Firstly, you need to download and install Kaldi successfully.Please checkout from kaldi repository on github, and fellow the guide of README.md in the repository.
reference: kaldi-asr
Secondly, you need to prepare an environment for kaldi forced alignment, and start alignment process.
reference( just use first 5 steps shown at this page): kaldi-forcedalignment
Create some directories to house your training data and models.
reference: Prepare directories
The files in data/train contain information regarding the specifics of the audio files, transcripts, and speakers. Specifically, it will contain the following files:
- text: The text file is essentially the utterance-by-utterance transcript of the corpus. You could create this file by run create_text.py.
- segments: The segments file contains the start and end time for each utterance in an audio file. You could create this file by run create_segments.py.
- wav.scp: The wav.scp file contains the location for each of the audio files.You could create this file by run create_wav_scp.py.
- utt2spk: The utt2spk file contains the mapping of each utterance to its corresponding speaker. You could create this file by run create_utt2spk.py.
- spk2utt: The spk2utt is a file that contains the speaker to utterance mapping.
reference: Create files for data/train
data/local/lang is the directory that contains language data specific to the your own corpus. For example, the lexicon only contains words and their pronunciations that are present in the corpus. This directory will contain the following:
- lexicon.txt: In resource/ directory.
- nonsilence_phones.txt: As the name indicates, this file contains a list of all the phones that are not silence.
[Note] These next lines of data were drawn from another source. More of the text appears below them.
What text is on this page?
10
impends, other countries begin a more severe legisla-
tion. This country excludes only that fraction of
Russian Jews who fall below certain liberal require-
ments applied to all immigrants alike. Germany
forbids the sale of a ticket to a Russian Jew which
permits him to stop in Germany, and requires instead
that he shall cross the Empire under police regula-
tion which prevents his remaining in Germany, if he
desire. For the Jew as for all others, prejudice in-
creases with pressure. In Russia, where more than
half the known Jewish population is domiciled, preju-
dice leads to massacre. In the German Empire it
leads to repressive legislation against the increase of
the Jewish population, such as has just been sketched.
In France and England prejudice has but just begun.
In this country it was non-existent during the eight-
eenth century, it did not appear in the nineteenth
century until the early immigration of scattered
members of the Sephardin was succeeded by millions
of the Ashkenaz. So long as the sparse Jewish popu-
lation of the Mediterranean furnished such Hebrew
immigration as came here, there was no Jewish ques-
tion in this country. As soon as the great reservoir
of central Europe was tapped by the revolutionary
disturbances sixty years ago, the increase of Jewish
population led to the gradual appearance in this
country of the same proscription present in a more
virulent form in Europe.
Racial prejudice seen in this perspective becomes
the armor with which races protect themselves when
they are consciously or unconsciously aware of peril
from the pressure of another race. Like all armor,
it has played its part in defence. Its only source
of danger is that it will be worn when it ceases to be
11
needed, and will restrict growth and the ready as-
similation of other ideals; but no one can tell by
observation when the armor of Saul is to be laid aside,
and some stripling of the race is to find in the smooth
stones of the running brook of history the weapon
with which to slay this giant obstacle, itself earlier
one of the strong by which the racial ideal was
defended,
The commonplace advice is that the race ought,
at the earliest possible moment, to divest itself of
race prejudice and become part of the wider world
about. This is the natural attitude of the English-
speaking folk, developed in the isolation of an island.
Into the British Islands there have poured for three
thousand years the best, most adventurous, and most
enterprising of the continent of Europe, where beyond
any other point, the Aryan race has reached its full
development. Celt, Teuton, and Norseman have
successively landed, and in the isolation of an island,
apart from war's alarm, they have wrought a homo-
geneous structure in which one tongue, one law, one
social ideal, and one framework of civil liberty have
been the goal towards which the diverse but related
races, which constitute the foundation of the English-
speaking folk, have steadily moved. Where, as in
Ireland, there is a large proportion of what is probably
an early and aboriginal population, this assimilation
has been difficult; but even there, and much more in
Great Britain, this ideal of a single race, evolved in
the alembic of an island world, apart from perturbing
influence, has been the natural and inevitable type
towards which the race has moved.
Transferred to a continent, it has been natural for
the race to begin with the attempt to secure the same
- optional_silence.txt: This file will simply contain a 'SIL' model.
- silence_phones.txt: This file will contain a 'SIL' (silence) and 'oov' (out of vocabulary) model.
- extra_questions.txt(optional): A Kaldi script will generate a basic extra_questions.txt file for you, but in data/lang/phones. This file "asks questions" about a phone's contextual information by dividing the phones into two different sets.
reference: Create files for data/local/lang
Now that we have all the files in data/local/lang, we need to generate all of the files in data/lang.
reference: Create files for data/lang
Use vim to edit cmd.sh file
reference: Set the parallelization wrapper
mfcc.conf contains the parameters for MFCC feature extraction. Use vim to edit it.
reference: Create mfcc.conf file in conf folder
Now we need to extract the MFCC acoustic features and compute the cepstral mean and variance normalization (CMVN) stats. This step may take you about 8 minutes(it depends on the sacle of your wave data).
Notes: The --nj option is for the number of jobs to be sent out, it's suggested been set equal to the number of speakers.
reference: Extract MFCC features
Train & align monophone.
reference: Monophone training and alignment
TODO
reference: Triphone training and alignment
CTM stands for time-marked conversation file and contains a time-aligned phoneme transcription of the utterances. You could obtain this file as fellows.
reference the 4th step shown at this page: kaldi-forcedalignment
reference the 5th step shown at this page: kaldi-forcedalignment
Before visualize the alignment result, there are still some post processes to do.
Use trans_phone_ID_2_name.py to replace phone ID with phone name in the merged_alignment.txt. Before this process, you need to move merged_alignment.txt & phones.txt which produced by previous step to proper path corresponding to trans_phone_ID_2_name.py.The output file will be named with final_align.txt.
Use slice_merged_ali_2_labs.py to slice final_align.txt produced by previous step into sentence file.
You can check the alignment results using wavesurfer.
In case of alignment format difference between different TTS Systems, a script should be applied to transform the format.
Use trans_ali_format.py to do this step. It depends on alignment format of your system, so this step is optinal.